The settlement resolves pricing fraud allegations relating to Paxil, Wellbutrin, Avandia and other drugs, the government said. The corporation also agreed to be monitored by federal officials for five years to ensure the company’s compliance with both the terms of the settlement and federal drug regulations.

Prosecutors said Glaxo illegally promoted the drug Paxil for treating depression in children from April 1998 to August 2003, despite the fact that the FDA never approved it for anyone under age 18. The corporation also promoted Wellbutrin from January 1999 to December 2003 for weight loss, the treatment of sexual dysfunction, substance addictions and attention deficit hyperactivity disorder, even though it was approved only for treatment of major depressive disorder, the government said.

DOJ officials also said that, between 2001 and 2007, Glaxo failed to report to the FDA safety data regarding the diabetes drug Avandia.

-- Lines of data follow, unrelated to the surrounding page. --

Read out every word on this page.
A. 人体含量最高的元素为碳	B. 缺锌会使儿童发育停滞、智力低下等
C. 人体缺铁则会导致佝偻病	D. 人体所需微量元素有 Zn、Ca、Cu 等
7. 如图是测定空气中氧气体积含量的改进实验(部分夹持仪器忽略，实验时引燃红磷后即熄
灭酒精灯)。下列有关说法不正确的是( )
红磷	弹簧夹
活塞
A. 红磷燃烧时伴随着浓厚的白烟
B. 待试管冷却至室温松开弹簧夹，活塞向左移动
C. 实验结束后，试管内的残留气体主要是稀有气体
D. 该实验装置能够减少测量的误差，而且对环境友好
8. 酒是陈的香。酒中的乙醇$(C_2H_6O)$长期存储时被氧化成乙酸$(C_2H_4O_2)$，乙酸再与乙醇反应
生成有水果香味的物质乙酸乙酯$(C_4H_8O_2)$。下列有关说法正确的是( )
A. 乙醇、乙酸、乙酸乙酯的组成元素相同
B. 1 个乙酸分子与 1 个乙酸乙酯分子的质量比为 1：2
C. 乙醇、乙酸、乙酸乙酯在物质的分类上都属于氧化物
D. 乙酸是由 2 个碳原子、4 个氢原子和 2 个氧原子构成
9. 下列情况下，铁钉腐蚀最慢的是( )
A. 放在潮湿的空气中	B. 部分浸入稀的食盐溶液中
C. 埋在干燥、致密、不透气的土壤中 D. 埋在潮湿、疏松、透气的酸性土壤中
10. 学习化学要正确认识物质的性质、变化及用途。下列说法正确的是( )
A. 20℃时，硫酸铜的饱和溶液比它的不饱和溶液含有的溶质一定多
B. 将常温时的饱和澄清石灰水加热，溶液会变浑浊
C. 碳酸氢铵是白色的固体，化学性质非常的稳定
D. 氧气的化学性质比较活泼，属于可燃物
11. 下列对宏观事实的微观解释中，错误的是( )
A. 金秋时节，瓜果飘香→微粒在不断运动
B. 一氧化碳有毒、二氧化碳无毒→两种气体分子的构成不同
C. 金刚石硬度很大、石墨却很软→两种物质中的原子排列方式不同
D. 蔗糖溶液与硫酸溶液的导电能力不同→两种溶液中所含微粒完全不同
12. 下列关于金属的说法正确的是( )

Since 2007, the FDA has added warnings to the Avandia label to alert doctors about potential increased risk of congestive heart failure and heart attack.

“Widespread marketing, with misrepresentations about the safety and efficacy of these drugs, can give doctors a false sense of security,” said Massachusetts Attorney General Martha Coakley, whose office took the lead in a five-state delegation in the settlement negotiations.

The drug company also agreed to resolve civil liability for promoting the drugs Paxil, Wellbutrin, Advair, Lamictal and Zofran for off-label, non-covered uses, the DOJ said. The company’s guilty plea and sentence were approved July 5 in U.S. District Court in Boston.